Mikhael Aimar Jaimez-Ruiz (born 12 July 1984) is a Venezuelan former professional footballer who played as a goalkeeper.

He started his senior career at Olimpia Gherla in 2003, and had spells at CFR Cluj, FC Arieşul Turda and Barnet before joining Northwood in 2007. He made eleven appearances at Northwood, but soon moved to Aldershot Town in 2007. During his three-year spell at Aldershot, he made 49 league appearances, before returning to his native Venezuela, when he joined Yaracuyanos FC in 2010, where he made 9 league appearances. He rejoined Aldershot Town in February 2011, but did not make a single appearance, and, after a one-off game for Hemel Hempstead Town, he joined Conference South side Dover Athletic on a free transfer in August 2011. He made 38 league appearances for the club, before switching to AFC Wimbledon in August 2012. However, he made just two appearances for AFC Wimbledon, and left the club in June 2013.

==Career==
Jaimez-Ruiz finished his education in Venezuela and moved to the United States. He played university soccer for Graceland University and St. Gregory's University. In 2004, Jamiez-Ruiz moved to Romania and played for Olimpia Gherla, CFR Cluj and Arieşul Turda.

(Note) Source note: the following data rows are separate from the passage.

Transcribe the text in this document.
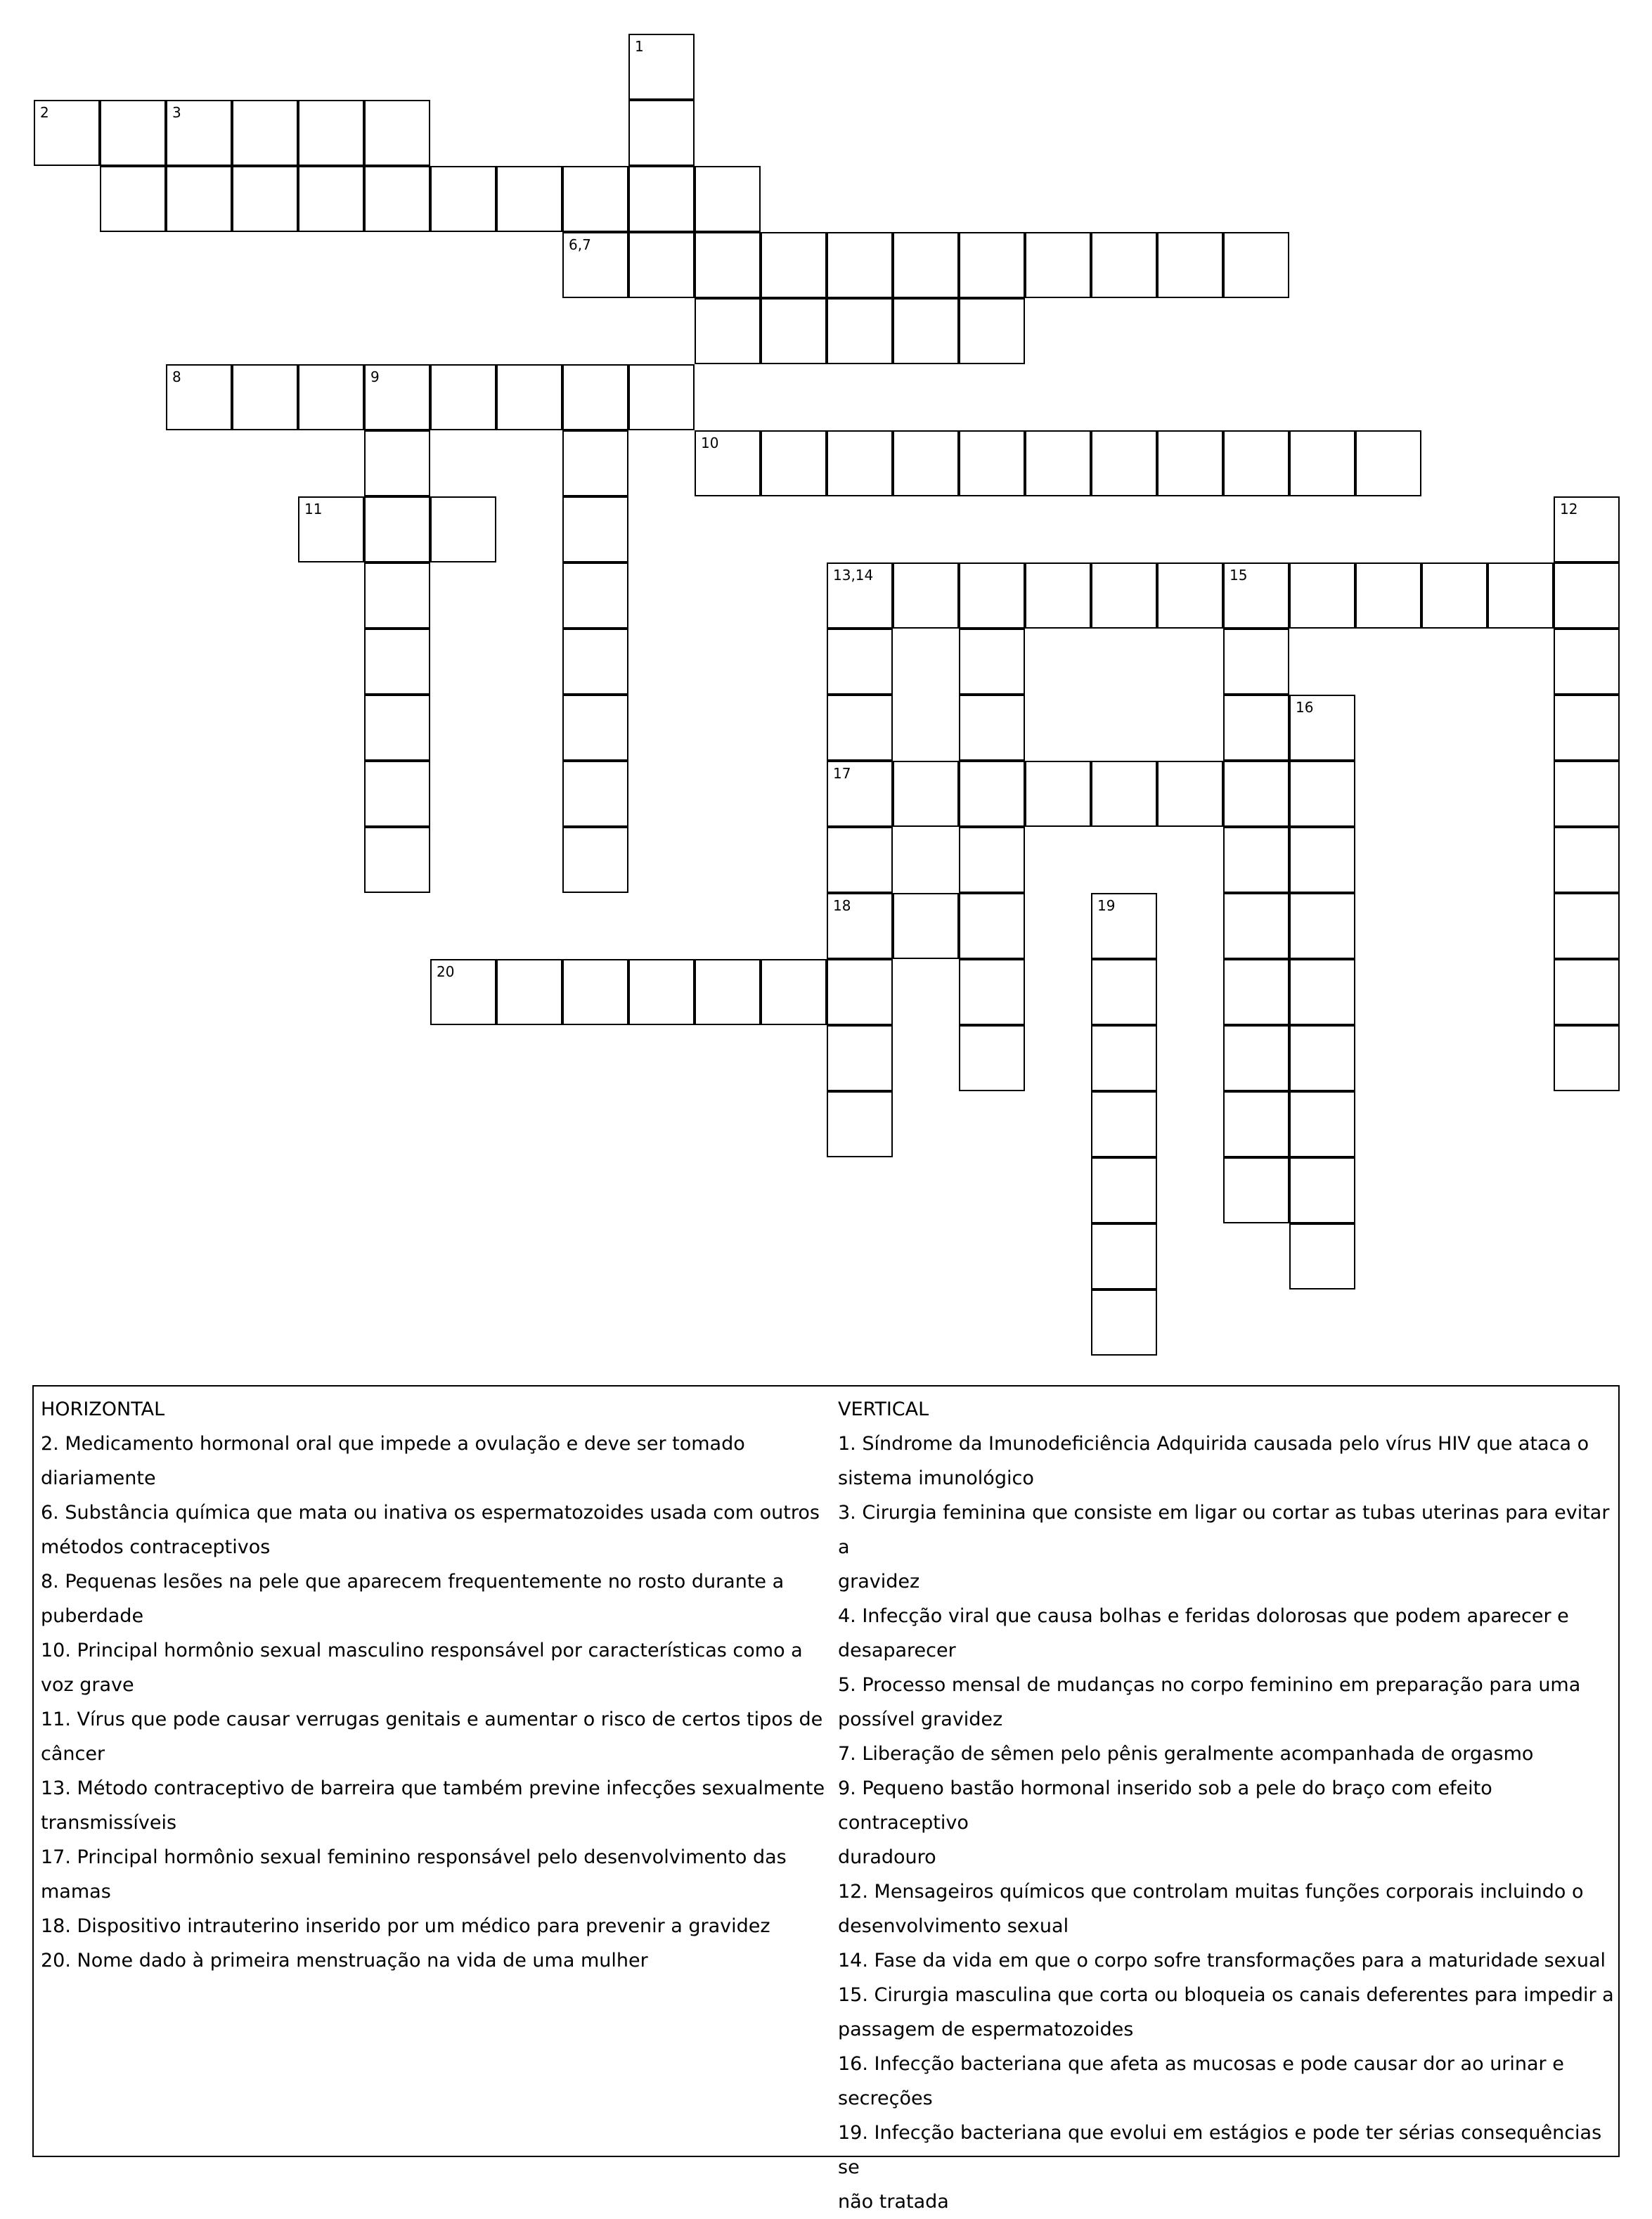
1
2	3
6,7
8	9
10
11	12
13,14	15
16
17
18	19
20
HORIZONTAL
2. Medicamento hormonal oral que impede a ovulação e deve ser tomado
diariamente
6. Substância química que mata ou inativa os espermatozoides usada com outros
métodos contraceptivos
8. Pequenas lesões na pele que aparecem frequentemente no rosto durante a
puberdade
10. Principal hormônio sexual masculino responsável por características como a
voz grave
11. Vírus que pode causar verrugas genitais e aumentar o risco de certos tipos de
câncer
13. Método contraceptivo de barreira que também previne infecções sexualmente
transmissíveis
17. Principal hormônio sexual feminino responsável pelo desenvolvimento das
mamas
18. Dispositivo intrauterino inserido por um médico para prevenir a gravidez
20. Nome dado à primeira menstruação na vida de uma mulher
VERTICAL
1. Síndrome da Imunodeficiência Adquirida causada pelo vírus HIV que ataca o
sistema imunológico
3. Cirurgia feminina que consiste em ligar ou cortar as tubas uterinas para evitar a
gravidez
4. Infecção viral que causa bolhas e feridas dolorosas que podem aparecer e
desaparecer
5. Processo mensal de mudanças no corpo feminino em preparação para uma
possível gravidez
7. Liberação de sêmen pelo pênis geralmente acompanhada de orgasmo
9. Pequeno bastão hormonal inserido sob a pele do braço com efeito contraceptivo
duradouro
12. Mensageiros químicos que controlam muitas funções corporais incluindo o
desenvolvimento sexual
14. Fase da vida em que o corpo sofre transformações para a maturidade sexual
15. Cirurgia masculina que corta ou bloqueia os canais deferentes para impedir a
passagem de espermatozoides
16. Infecção bacteriana que afeta as mucosas e pode causar dor ao urinar e
secreções
19. Infecção bacteriana que evolui em estágios e pode ter sérias consequências se
não tratada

Jamiez-Ruiz moved to England and signed for Barnet on non-contract terms in 2006. He never played for Barnet and joined Northwood in early 2007.

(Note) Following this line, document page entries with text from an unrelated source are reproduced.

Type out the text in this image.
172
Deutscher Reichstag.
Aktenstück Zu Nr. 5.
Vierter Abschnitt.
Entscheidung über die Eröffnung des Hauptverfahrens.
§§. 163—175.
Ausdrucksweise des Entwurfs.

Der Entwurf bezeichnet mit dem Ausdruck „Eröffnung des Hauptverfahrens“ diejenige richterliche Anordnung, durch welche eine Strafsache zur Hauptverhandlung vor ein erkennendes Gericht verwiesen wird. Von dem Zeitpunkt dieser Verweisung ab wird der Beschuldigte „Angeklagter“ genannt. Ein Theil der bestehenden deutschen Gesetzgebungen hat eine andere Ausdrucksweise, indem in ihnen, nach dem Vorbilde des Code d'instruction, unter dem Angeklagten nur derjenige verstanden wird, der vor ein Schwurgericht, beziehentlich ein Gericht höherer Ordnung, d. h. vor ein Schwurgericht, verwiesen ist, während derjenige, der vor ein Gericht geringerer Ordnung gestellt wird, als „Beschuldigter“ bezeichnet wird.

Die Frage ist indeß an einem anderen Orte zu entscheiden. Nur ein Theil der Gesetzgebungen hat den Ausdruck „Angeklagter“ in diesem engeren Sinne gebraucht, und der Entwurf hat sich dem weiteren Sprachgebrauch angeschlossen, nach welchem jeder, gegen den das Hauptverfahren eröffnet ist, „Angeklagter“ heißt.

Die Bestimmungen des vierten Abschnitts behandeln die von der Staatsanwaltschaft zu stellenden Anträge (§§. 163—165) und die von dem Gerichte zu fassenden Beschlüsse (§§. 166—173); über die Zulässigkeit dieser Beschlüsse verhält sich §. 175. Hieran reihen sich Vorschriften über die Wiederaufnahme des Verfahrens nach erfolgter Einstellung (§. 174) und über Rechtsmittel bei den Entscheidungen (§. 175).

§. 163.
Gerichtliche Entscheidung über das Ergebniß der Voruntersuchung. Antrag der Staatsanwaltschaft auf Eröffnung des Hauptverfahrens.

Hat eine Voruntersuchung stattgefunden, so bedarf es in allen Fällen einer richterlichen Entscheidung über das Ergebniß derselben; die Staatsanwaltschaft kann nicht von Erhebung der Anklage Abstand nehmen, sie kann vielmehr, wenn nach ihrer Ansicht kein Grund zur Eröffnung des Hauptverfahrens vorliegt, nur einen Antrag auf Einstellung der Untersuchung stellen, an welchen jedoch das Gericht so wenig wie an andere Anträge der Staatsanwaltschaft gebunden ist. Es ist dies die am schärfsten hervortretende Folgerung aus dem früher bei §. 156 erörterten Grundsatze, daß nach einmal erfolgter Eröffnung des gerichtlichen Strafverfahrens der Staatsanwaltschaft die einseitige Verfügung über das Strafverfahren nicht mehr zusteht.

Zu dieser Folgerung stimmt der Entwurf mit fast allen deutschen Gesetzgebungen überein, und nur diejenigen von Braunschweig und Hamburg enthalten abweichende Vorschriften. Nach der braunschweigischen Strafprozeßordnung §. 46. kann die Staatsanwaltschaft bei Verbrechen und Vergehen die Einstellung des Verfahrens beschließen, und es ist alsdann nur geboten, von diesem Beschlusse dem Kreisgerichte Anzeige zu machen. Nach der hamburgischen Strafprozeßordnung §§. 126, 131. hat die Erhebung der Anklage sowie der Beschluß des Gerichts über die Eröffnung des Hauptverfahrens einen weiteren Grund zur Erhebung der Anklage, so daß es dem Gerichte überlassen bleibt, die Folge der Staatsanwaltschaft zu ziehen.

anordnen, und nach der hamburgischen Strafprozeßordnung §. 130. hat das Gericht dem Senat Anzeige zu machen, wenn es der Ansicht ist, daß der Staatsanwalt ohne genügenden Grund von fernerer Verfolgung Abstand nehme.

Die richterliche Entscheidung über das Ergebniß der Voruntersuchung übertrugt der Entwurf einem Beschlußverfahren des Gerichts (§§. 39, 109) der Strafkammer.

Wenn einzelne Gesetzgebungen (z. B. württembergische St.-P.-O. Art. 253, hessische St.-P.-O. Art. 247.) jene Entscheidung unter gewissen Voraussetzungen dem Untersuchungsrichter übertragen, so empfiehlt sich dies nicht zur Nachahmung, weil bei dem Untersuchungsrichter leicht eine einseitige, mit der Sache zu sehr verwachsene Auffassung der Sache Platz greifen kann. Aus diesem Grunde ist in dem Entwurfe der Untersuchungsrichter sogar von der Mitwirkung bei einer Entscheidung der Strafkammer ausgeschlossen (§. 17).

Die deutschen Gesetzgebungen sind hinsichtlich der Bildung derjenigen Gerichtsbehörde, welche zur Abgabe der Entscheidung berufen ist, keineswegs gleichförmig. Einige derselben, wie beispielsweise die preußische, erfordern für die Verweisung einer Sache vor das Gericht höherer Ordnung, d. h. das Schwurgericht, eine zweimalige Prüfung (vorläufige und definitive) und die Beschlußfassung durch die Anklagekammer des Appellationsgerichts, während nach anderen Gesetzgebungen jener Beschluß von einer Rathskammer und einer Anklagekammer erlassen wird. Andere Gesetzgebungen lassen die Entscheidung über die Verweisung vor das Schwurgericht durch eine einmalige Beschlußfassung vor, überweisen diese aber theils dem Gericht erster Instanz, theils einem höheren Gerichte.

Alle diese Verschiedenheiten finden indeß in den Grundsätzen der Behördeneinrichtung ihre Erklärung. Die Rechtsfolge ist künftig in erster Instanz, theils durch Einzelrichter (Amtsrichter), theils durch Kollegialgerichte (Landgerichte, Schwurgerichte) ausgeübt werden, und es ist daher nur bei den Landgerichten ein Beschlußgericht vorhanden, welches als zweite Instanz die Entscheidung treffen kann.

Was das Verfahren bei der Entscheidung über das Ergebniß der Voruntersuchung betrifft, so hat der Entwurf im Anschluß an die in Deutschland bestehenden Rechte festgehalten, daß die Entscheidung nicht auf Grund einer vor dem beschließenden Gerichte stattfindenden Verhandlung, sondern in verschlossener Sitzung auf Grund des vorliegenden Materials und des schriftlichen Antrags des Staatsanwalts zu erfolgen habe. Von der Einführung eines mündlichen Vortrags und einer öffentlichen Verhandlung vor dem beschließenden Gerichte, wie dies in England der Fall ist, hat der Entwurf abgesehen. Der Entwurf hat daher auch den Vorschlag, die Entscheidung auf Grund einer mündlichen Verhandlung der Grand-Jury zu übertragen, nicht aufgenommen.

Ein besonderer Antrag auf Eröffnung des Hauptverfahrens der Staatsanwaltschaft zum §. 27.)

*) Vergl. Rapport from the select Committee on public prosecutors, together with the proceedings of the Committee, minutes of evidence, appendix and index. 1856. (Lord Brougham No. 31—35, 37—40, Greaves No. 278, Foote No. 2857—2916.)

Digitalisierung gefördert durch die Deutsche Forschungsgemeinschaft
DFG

He then joined Aldershot Town on non-contract terms in April 2007 and was an unused substitute goalkeeper in the last two Conference National league games of that season. In July 2007, Jaimez-Ruiz signed a full contract at Aldershot. He made three league appearances near the end of a season. He also played in the Conference League Cup Final, when Aldershot beat Rushden & Diamonds. He saved a penalty in extra time and again in the penalty shootout. He signed a new contract with Aldershot Town in the summer of 2008 and he made his Football League debut in October 2008 at home against Bury. Jamiez-Ruiz signed another one-year contract with Aldershot in May 2009 and following the departure of Nikki Bull in the summer of 2009 he became the first choice goalkeeper. In November 2009, he was awarded the Aldershot Player of the Month award for October.

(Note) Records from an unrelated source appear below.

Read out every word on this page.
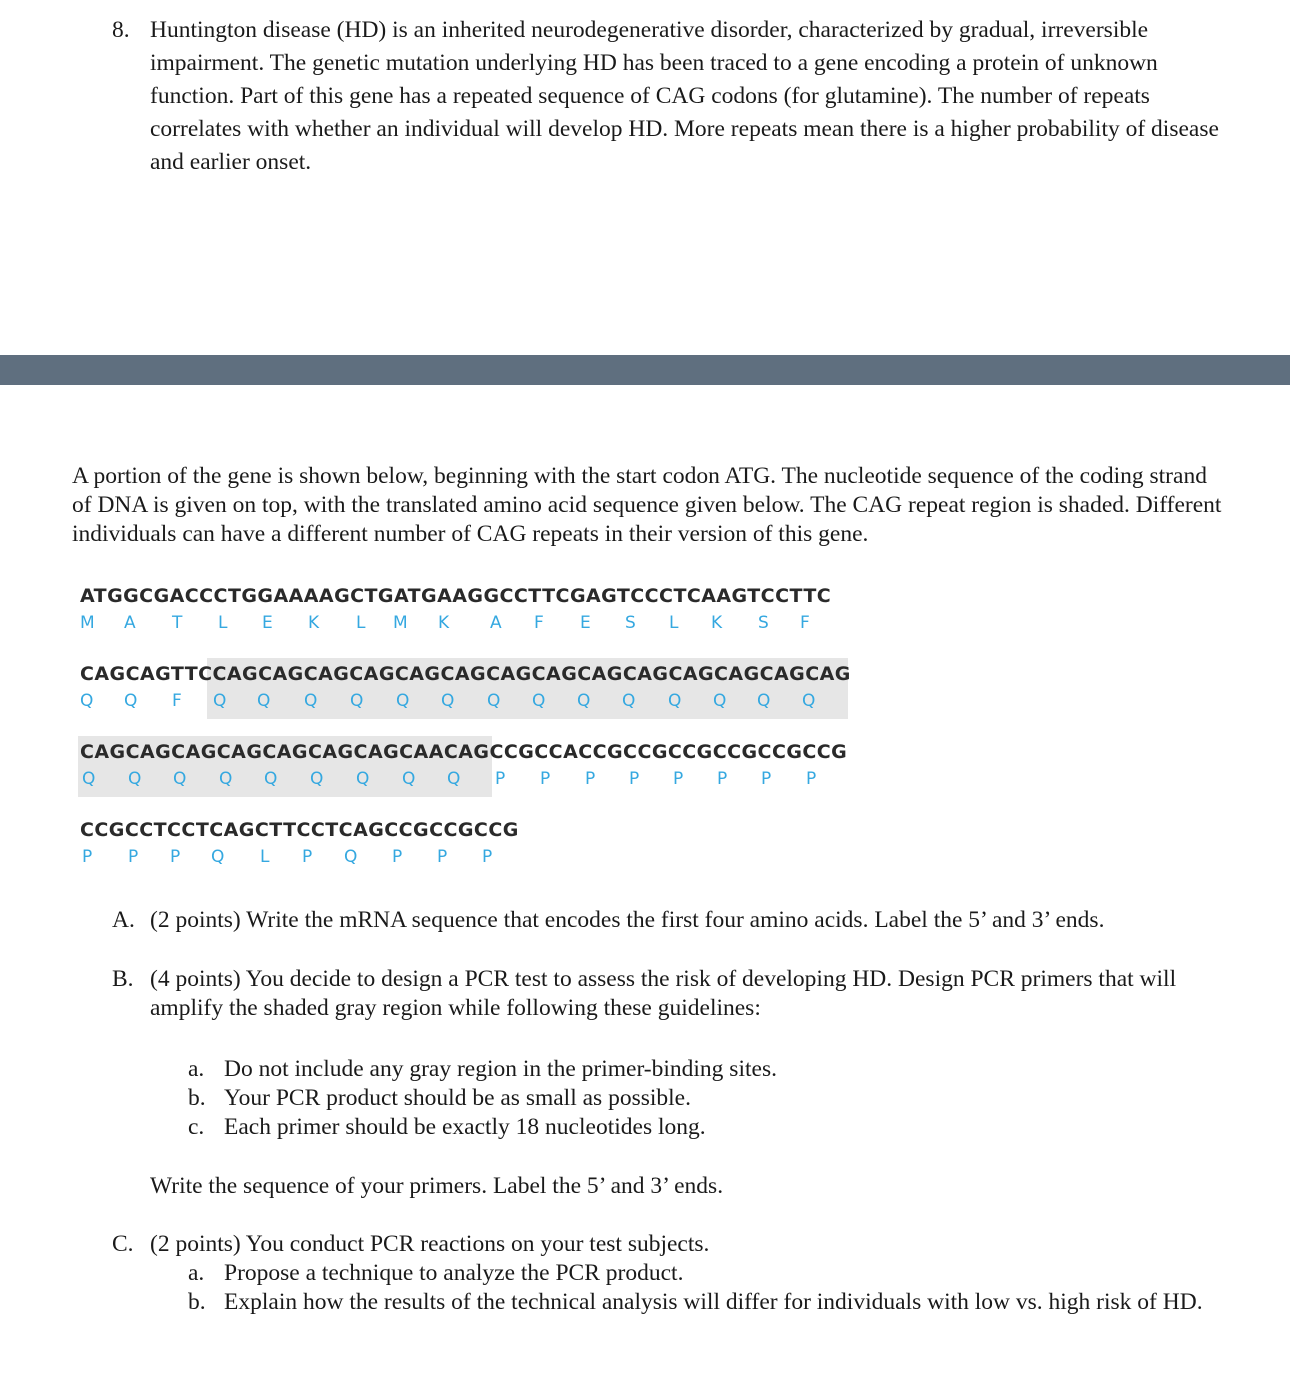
8. Huntington disease (HD) is an inherited neurodegenerative disorder, characterized by gradual, irreversible impairment. The genetic mutation underlying HD has been traced to a gene encoding a protein of unknown function. Part of this gene has a repeated sequence of CAG codons (for glutamine). The number of repeats correlates with whether an individual will develop HD. More repeats mean there is a higher probability of disease and earlier onset.
A portion of the gene is shown below, beginning with the start codon ATG. The nucleotide sequence of the coding strand of DNA is given on top, with the translated amino acid sequence given below. The CAG repeat region is shaded. Different individuals can have a different number of CAG repeats in their version of this gene.
ATGGCGACCCTGGAAAAGCTGATGAAGGCCTTCGAGTCCCTCAAGTCCTTC
M A T L E K L M K A F E S L K S F
CAGCAGTTCCAGCAGCAGCAGCAGCAGCAGCAGCAGCAGCAGCAGCAGCAG
Q Q F Q Q Q Q Q Q Q Q Q Q Q Q Q Q
CAGCAGCAGCAGCAGCAGCAGCAACAGCCGCCACCGCCGCCGCCGCCGCCG
Q Q Q Q Q Q Q Q Q P P P P P P P P
CCGCCTCCTCAGCTTCCTCAGCCGCCGCCG
P P P Q L P Q P P P
A. (2 points) Write the mRNA sequence that encodes the first four amino acids. Label the 5’ and 3’ ends.
B. (4 points) You decide to design a PCR test to assess the risk of developing HD. Design PCR primers that will amplify the shaded gray region while following these guidelines:
a. Do not include any gray region in the primer-binding sites.
b. Your PCR product should be as small as possible.
c. Each primer should be exactly 18 nucleotides long.
Write the sequence of your primers. Label the 5’ and 3’ ends.
C. (2 points) You conduct PCR reactions on your test subjects.
a. Propose a technique to analyze the PCR product.
b. Explain how the results of the technical analysis will differ for individuals with low vs. high risk of HD.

He was released at the end of the 2009–10 season and joined Venezuelan club Yaracuyanos FC. In February 2011, Jaimez-Ruiz returned to Aldershot Town, but was released at the end of the season without making an appearance. He made a one-off appearance for Hemel Hempstead Town in a 1–1 draw against Leamington.

===Dover Athletic===
Jaimez-Ruiz signed for Conference South side Dover Athletic in August 2011. He was released at the end of the season.

===AFC Wimbledon===
Jaimez-Ruiz signed for AFC Wimbledon in League Two on 8 August 2012. He made his first appearance for the Dons in the First Round of the Football League Trophy on 4 September 2012, in a 2–1 loss to Southend United. Jaimez-Ruiz made his league début for AFC Wimbledon on 8 September 2012 against Northampton Town. On 21 June 2013, it was confirmed that Jaimez-Ruiz had been released by AFC Wimbledon due to the club's new goalkeeping structure for next season.

===Hayes & Yeading United===
On 17 August 2013, Jaimez-Ruiz signed for Conference South side Hayes & Yeading United, having played in a pre-season friendly for Phil Babb's side.